Padre Carlos
Em tempos de intensa polarização política, uma das maiores virtudes de uma instituição partidária é saber agir com serenidade, respeito à legislação e absoluto compromisso com a legalidade. A nota oficial divulgada pelo Diretório Municipal do União Brasil de Vitória da Conquista demonstra exatamente essa postura.
Longe de alimentar disputas pessoais ou perseguições políticas, o partido limitou-se a cumprir o seu dever institucional. Quando foi provocado pelo primeiro suplente, Alisson Sá, prestou as informações solicitadas de forma transparente, informando um fato objetivo: não havia recebido qualquer comunicação formal de desfiliação, carta de desligamento ou pedido de anuência partidária por parte do então vereador Diogo Azevedo.
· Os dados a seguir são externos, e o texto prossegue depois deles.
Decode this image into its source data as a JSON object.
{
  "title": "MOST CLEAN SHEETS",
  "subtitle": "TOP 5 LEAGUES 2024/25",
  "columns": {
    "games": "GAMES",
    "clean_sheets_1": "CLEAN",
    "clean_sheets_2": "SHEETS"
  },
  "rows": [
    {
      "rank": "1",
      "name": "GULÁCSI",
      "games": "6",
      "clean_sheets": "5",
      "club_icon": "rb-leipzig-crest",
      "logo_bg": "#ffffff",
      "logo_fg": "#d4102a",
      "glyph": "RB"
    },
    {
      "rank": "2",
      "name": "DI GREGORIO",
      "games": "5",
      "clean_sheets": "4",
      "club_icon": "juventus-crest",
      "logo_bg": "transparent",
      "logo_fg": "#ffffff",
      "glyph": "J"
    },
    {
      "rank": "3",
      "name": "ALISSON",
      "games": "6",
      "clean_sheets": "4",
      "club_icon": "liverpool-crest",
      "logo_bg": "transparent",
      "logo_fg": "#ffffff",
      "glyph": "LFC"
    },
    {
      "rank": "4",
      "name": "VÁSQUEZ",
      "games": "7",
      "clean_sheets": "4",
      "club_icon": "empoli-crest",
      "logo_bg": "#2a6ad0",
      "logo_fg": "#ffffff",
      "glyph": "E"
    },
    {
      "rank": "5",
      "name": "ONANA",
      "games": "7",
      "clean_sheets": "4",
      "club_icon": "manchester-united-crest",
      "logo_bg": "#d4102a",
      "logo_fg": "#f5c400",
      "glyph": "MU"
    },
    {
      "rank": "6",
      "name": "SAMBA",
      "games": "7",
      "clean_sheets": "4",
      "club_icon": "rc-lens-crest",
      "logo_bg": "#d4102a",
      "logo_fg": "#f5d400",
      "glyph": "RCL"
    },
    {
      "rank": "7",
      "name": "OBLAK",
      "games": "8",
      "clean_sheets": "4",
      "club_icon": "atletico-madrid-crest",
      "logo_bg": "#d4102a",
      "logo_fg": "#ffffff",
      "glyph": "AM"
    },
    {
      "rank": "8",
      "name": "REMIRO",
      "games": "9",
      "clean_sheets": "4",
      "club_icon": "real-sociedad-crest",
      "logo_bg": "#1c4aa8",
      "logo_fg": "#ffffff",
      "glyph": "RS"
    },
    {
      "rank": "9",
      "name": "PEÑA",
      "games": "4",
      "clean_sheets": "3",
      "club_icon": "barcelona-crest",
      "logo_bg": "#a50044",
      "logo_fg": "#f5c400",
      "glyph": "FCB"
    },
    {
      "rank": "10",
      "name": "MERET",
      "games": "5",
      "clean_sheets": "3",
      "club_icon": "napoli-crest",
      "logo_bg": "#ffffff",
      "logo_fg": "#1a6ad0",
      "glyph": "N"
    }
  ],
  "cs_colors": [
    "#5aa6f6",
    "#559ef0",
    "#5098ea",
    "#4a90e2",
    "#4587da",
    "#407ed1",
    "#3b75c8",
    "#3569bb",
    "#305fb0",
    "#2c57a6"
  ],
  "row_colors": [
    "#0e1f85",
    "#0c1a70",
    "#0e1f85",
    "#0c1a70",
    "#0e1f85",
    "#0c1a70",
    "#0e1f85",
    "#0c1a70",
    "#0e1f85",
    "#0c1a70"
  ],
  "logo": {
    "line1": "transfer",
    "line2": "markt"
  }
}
A partir desse momento, o caso deixou de ser uma questão interna do partido para se tornar matéria submetida ao Poder Judiciário. Foi a Justiça Eleitoral, e somente ela, que analisou os fatos, examinou os documentos apresentados pelas partes e concedeu a tutela de urgência suspendendo provisoriamente o exercício do mandato do vereador.
Esse detalhe é fundamental. Não foi o União Brasil quem cassou mandato, tampouco sua presidente ou sua direção municipal. A decisão partiu do Poder Judiciário, dentro do devido processo legal, assegurando às partes o direito ao contraditório e à ampla defesa.
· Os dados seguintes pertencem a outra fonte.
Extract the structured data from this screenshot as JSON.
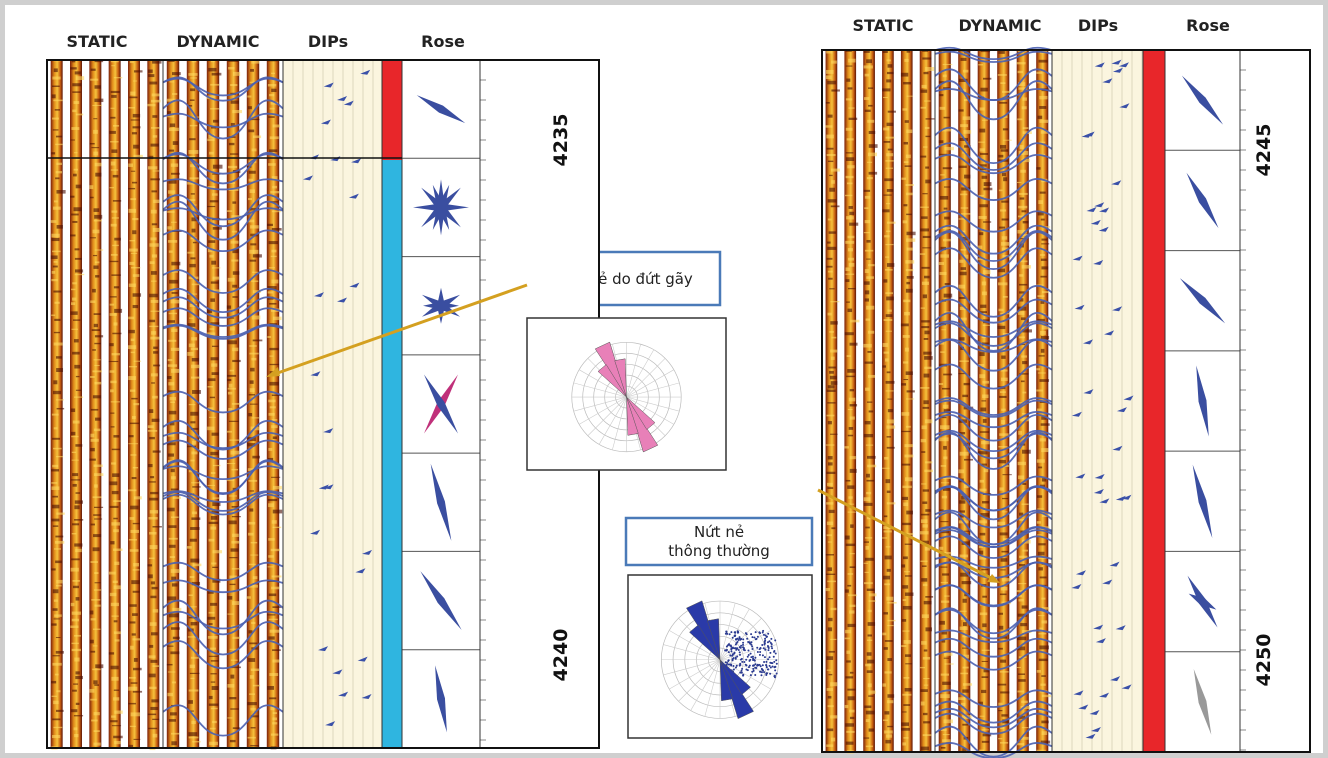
{
  "left_panel": {
    "headers": [
      "STATIC",
      "DYNAMIC",
      "DIPs",
      "Rose"
    ],
    "depths": [
      4235,
      4240
    ]
  },
  "right_panel": {
    "headers": [
      "STATIC",
      "DYNAMIC",
      "DIPs",
      "Rose"
    ],
    "depths": [
      4245,
      4250
    ]
  },
  "callouts": {
    "fault": "Nứt nẻ do đứt gãy",
    "normal": [
      "Nứt nẻ",
      "thông thường"
    ]
  }
}
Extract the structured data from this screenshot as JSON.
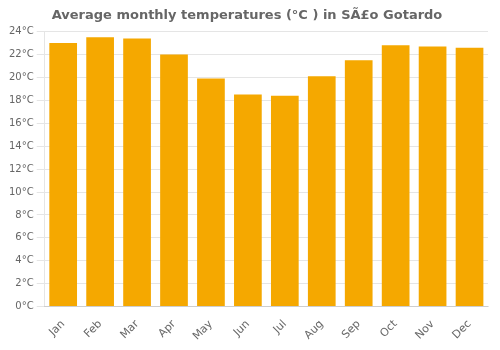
{
  "chart_data": {
    "type": "bar",
    "title": "Average monthly temperatures (°C ) in SÃ£o Gotardo",
    "categories": [
      "Jan",
      "Feb",
      "Mar",
      "Apr",
      "May",
      "Jun",
      "Jul",
      "Aug",
      "Sep",
      "Oct",
      "Nov",
      "Dec"
    ],
    "values": [
      23.0,
      23.5,
      23.4,
      22.0,
      19.9,
      18.5,
      18.4,
      20.1,
      21.5,
      22.8,
      22.7,
      22.6
    ],
    "color": "#F5A800",
    "ylim": [
      0,
      24
    ],
    "yticks": [
      {
        "value": 0,
        "label": "0°C"
      },
      {
        "value": 2,
        "label": "2°C"
      },
      {
        "value": 4,
        "label": "4°C"
      },
      {
        "value": 6,
        "label": "6°C"
      },
      {
        "value": 8,
        "label": "8°C"
      },
      {
        "value": 10,
        "label": "10°C"
      },
      {
        "value": 12,
        "label": "12°C"
      },
      {
        "value": 14,
        "label": "14°C"
      },
      {
        "value": 16,
        "label": "16°C"
      },
      {
        "value": 18,
        "label": "18°C"
      },
      {
        "value": 20,
        "label": "20°C"
      },
      {
        "value": 22,
        "label": "22°C"
      },
      {
        "value": 24,
        "label": "24°C"
      }
    ],
    "grid": true
  }
}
A presidente do partido agiu com a responsabilidade que o cargo exige. Em nenhum momento extrapolou suas atribuições ou utilizou a estrutura partidária para criar obstáculos ou favorecer interesses pessoais. Ao contrário, preservou o patrimônio político e jurídico da legenda, zelando pelos direitos do partido e cumprindo rigorosamente aquilo que determina a legislação eleitoral.
Um partido político não pertence a um único filiado. Ele representa milhares de eleitores, dirigentes, militantes e candidatos que confiaram na legenda. Defender seus direitos não é um ato de perseguição; é uma obrigação institucional.
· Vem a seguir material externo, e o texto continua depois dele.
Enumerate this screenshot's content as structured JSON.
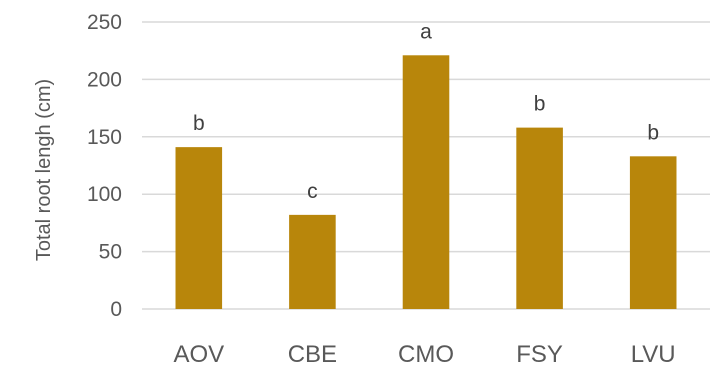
{
  "chart_data": {
    "type": "bar",
    "title": "",
    "xlabel": "",
    "ylabel": "Total root lengh (cm)",
    "categories": [
      "AOV",
      "CBE",
      "CMO",
      "FSY",
      "LVU"
    ],
    "values": [
      141,
      82,
      221,
      158,
      133
    ],
    "data_labels": [
      "b",
      "c",
      "a",
      "b",
      "b"
    ],
    "ylim": [
      0,
      250
    ],
    "yticks": [
      0,
      50,
      100,
      150,
      200,
      250
    ],
    "grid": true,
    "legend": "none",
    "bar_color": "#b8860b"
  }
}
A fidelidade partidária existe justamente para proteger a vontade popular expressa nas urnas e impedir que legendas sejam utilizadas apenas como instrumentos eleitorais, sendo abandonadas logo após o pleito sem a observância das regras previstas em lei.
A nota oficial do União Brasil revela maturidade institucional ao reafirmar respeito às instituições, ao devido processo legal e às decisões da Justiça Eleitoral. Não há comemoração, revanchismo ou ataques pessoais. Há apenas o reconhecimento de que, em um Estado Democrático de Direito, os conflitos devem ser resolvidos pelas instituições competentes.
Independentemente do desfecho definitivo da ação, permanece um fato inquestionável: o Diretório Municipal e sua presidente cumpriram seu papel com lisura, equilíbrio, transparência e responsabilidade, preservando os interesses da legenda sem ultrapassar os limites que a lei lhes impõe.
É exatamente assim que se fortalece a democracia: quando cada instituição exerce sua função com serenidade, respeito às normas e compromisso inegociável com a legalidade.